Day 7 – Final message (soft close)
Subject line: (LinkedIn message, no subject)
Message: “, last ping from me. I know DTC growth is a chess game of channel mix and retention loops. If the CAC framework isn’t the right fit, I get it. However, if your team is rethinking attribution setup or creative analytics, I’m happy to hop on a 15‑min call and point you to what’s working at brands like . If not, no worries – and I’m still happy to share that Loom. Cheers.”
Why it works: It respects their time, gives them the out, but leaves the door open with a low‑commitment, specific offer. The reference to “attribution setup” and “creative analytics” covers two additional pain points. You never want to end a sequence with “just checking in.”
Message lengths: All three are between 55 and 100 words. They’re direct, benefit‑driven, and feel like they were typed by a human, not a content farm.
If you opt for the AI agent to write the sequence inside Origami, you can instruct it: “Write a 3‑step LinkedIn sequence for DTC Heads of Growth. Tone: direct, helpful, peer‑to‑peer. Mention CAC reduction, blended attribution, and creative analytics. Use the lead’s actual tool stack if available.” Origami will generate unique copy per lead and insert variables dynamically.
Step 4: Send the sequence directly from Origami
This is where the “one platform” promise hits.

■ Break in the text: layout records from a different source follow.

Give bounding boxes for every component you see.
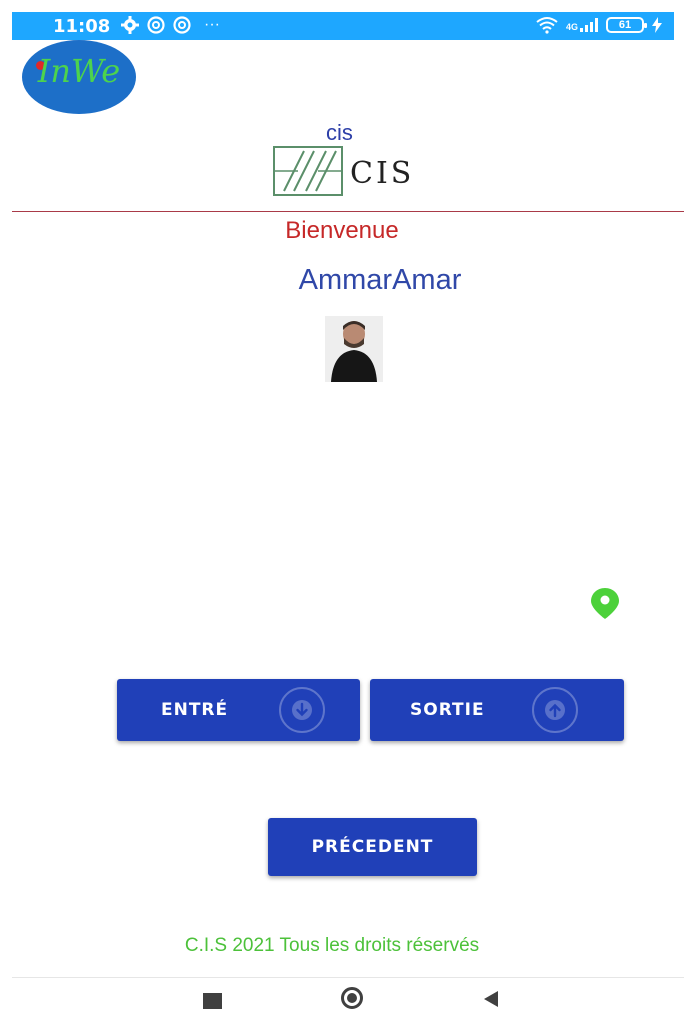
header-divider — [12, 211, 684, 212]
entry-button-label: ENTRÉ — [161, 700, 229, 720]
sync-icon — [147, 16, 165, 34]
wifi-icon — [536, 17, 558, 34]
company-label: cis — [326, 120, 353, 145]
entry-button[interactable]: ENTRÉ — [117, 679, 360, 741]
avatar — [325, 316, 383, 382]
status-bar: 11:08 ··· 4G 61 — [12, 12, 674, 40]
charging-icon — [652, 17, 662, 33]
more-notifications-icon: ··· — [204, 16, 220, 33]
cellular-signal-icon — [580, 18, 598, 32]
arrow-down-circle-icon — [279, 687, 325, 733]
previous-button-label: PRÉCEDENT — [311, 837, 434, 857]
previous-button[interactable]: PRÉCEDENT — [268, 818, 477, 876]
company-logo-text: CIS — [350, 156, 415, 191]
exit-button-label: SORTIE — [410, 700, 485, 720]
inwe-logo-text: InWe — [37, 52, 121, 90]
network-type-label: 4G — [565, 22, 578, 32]
arrow-up-circle-icon — [532, 687, 578, 733]
nav-divider — [12, 977, 684, 978]
signal-indicator: 4G — [566, 18, 598, 32]
avatar-photo — [325, 316, 383, 382]
exit-button[interactable]: SORTIE — [370, 679, 624, 741]
recent-apps-icon[interactable] — [203, 993, 222, 1009]
battery-indicator: 61 — [606, 17, 647, 33]
status-time: 11:08 — [53, 16, 111, 37]
gear-icon — [121, 16, 139, 34]
inwe-logo: InWe — [22, 40, 136, 114]
sync-icon-2 — [173, 16, 191, 34]
copyright-footer: C.I.S 2021 Tous les droits réservés — [184, 935, 480, 956]
back-icon[interactable] — [484, 991, 498, 1007]
cis-logo-mark-icon — [273, 146, 343, 196]
location-pin-icon[interactable] — [588, 586, 622, 620]
home-icon[interactable] — [341, 987, 363, 1009]
welcome-title: Bienvenue — [285, 217, 399, 244]
system-nav-bar — [0, 980, 684, 1013]
username: AmmarAmar — [298, 264, 462, 296]
status-icons-left: ··· — [120, 15, 220, 35]
status-icons-right: 4G 61 — [536, 16, 662, 34]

You don’t export your list to a Chrome extension, an email sequencer, or a spreadsheet. Origami’s built‑in LinkedIn sequencer lives inside the same dashboard where your lead table sits.
How to launch
- After you’ve built and segmented your list, select the leads you want to sequence (or pick a saved segment).
- Click “Sequence” and either paste your templates or let the agent generate them.

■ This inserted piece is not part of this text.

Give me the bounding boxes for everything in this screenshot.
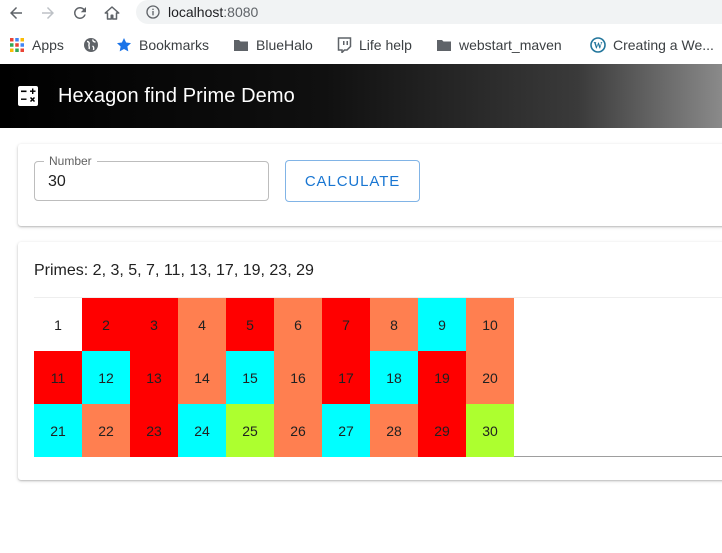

- Set the delay between touches: Day 1 connection, Day 3 follow‑up, Day 7 final – you can configure exactly the cadence you want. Most users do 1‑3‑7, but you can test 1‑2‑5.

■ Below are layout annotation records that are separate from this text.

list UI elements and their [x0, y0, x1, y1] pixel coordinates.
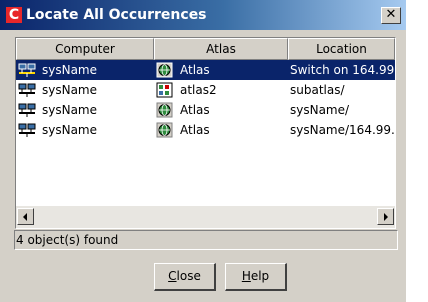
atlas-cell: atlas2 — [154, 80, 288, 100]
computer-name: sysName — [42, 63, 98, 77]
table-header: Computer Atlas Location — [16, 38, 395, 60]
table-row[interactable]: sysName Atlas Switch on 164.99.1 ... — [16, 60, 395, 80]
results-table[interactable]: Computer Atlas Location sysName Atlas Sw… — [15, 37, 396, 229]
arrow-right-icon — [384, 213, 388, 221]
computer-name: sysName — [42, 123, 98, 137]
network-computer-icon — [18, 123, 36, 137]
location-cell: sysName/ — [288, 100, 395, 120]
network-computer-icon — [18, 63, 36, 77]
atlas-globe-icon — [156, 102, 173, 118]
table-row[interactable]: sysName atlas2 subatlas/ — [16, 80, 395, 100]
computer-cell: sysName — [16, 120, 154, 140]
table-body: sysName Atlas Switch on 164.99.1 ... — [16, 60, 395, 140]
column-header-location[interactable]: Location — [288, 38, 395, 60]
computer-name: sysName — [42, 103, 98, 117]
location-cell: subatlas/ — [288, 80, 395, 100]
computer-cell: sysName — [16, 100, 154, 120]
network-computer-icon — [18, 103, 36, 117]
computer-name: sysName — [42, 83, 98, 97]
locate-all-occurrences-dialog: C Locate All Occurrences ✕ Computer Atla… — [0, 0, 406, 302]
close-label: lose — [176, 269, 201, 283]
atlas-globe-icon — [156, 122, 173, 138]
close-button[interactable]: Close — [154, 263, 216, 291]
location-cell: Switch on 164.99.1 ... — [288, 60, 395, 80]
status-bar: 4 object(s) found — [14, 230, 398, 250]
scroll-left-button[interactable] — [17, 208, 34, 225]
atlas-name: Atlas — [180, 123, 210, 137]
location-path: subatlas/ — [290, 83, 345, 97]
location-path: Switch on 164.99.1 ... — [290, 63, 395, 77]
help-label: elp — [250, 269, 270, 283]
atlas-cell: Atlas — [154, 100, 288, 120]
help-mnemonic: H — [241, 269, 251, 283]
help-button[interactable]: Help — [225, 263, 287, 291]
arrow-left-icon — [23, 213, 27, 221]
horizontal-scrollbar[interactable] — [16, 206, 395, 228]
title-bar[interactable]: C Locate All Occurrences ✕ — [0, 0, 406, 30]
close-mnemonic: C — [168, 269, 177, 283]
location-path: sysName/ — [290, 103, 350, 117]
network-computer-icon — [18, 83, 36, 97]
atlas-name: atlas2 — [180, 83, 217, 97]
computer-cell: sysName — [16, 60, 154, 80]
dialog-title: Locate All Occurrences — [26, 7, 207, 23]
table-row[interactable]: sysName Atlas sysName/ — [16, 100, 395, 120]
app-logo-icon: C — [6, 7, 22, 23]
atlas-name: Atlas — [180, 63, 210, 77]
atlas-cell: Atlas — [154, 120, 288, 140]
computer-cell: sysName — [16, 80, 154, 100]
column-header-computer[interactable]: Computer — [16, 38, 154, 60]
close-window-button[interactable]: ✕ — [381, 7, 401, 24]
atlas-globe-icon — [156, 62, 173, 78]
atlas-name: Atlas — [180, 103, 210, 117]
location-cell: sysName/164.99.1 ... — [288, 120, 395, 140]
table-row[interactable]: sysName Atlas sysName/164.99.1 ... — [16, 120, 395, 140]
column-header-atlas[interactable]: Atlas — [154, 38, 288, 60]
atlas-cell: Atlas — [154, 60, 288, 80]
scroll-right-button[interactable] — [377, 208, 394, 225]
atlas-map-icon — [156, 82, 173, 98]
location-path: sysName/164.99.1 ... — [290, 123, 395, 137]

- Hit “Launch.” The sequencer starts sending connection requests and follow‑up messages automatically. No scheduling, no manual work.
What you see while it’s running
- Sending & tracking: Opens, clicks, replies – all visible in the same dashboard where you built the list.
- Prospect context: While looking at a contact’s activity, you still see their enriched profile – title, company, tools used. So you know exactly why you reached out and can personalise your manual reply when they respond.
- Automatic un‑enrollment: If someone replies, they exit the sequence instantly. You’ll never accidentally send a breakup message after you’ve already booked a meeting.
The sequencer is included
On all paid plans, the sequencer itself costs nothing extra. You’re only paying for the enrichment credits – the LinkedIn sending is free. That means you can sequence 100 leads for the same credit cost as building the list. No per‑seat fees, no “outreach automation” add‑on.
What response rate to expect
For DTC Heads of Growth, a well‑segmented list with this sequence typically sees:
- Connection acceptance rate: 40–55%
- Positive reply rate (interested, booking a call): 15–22%
- Overall reply rate (including “not interested”): 25–35%
If you’re below 15% positive after 100 sends, look at the list quality first – you may have too many small‑brand contacts or people outside the Growth remit. Then iterate messaging; even changing the Day 3 value prop can move the needle by 5–8 percentage points.
When to iterate on messaging vs. iterate on the list
- Iterate messaging when acceptance rate is high but reply rate is low. That means your profile and connection note are strong, but the follow‑up isn’t triggering action.
- Iterate the list when acceptance rate is low (<30%). You’re targeting the wrong people, your profiles aren’t complete, or your companies are too large/too small.
- Double‑down when you hit 20%+ positive replies: scale to a bigger batch of similar leads and test only one variable at a time (e.g., subject line framing vs. length).
Because Origami’s sequencer and lead builder share the same interface, you can quickly re‑segment, grab a new batch, and launch a parallel sequence in minutes.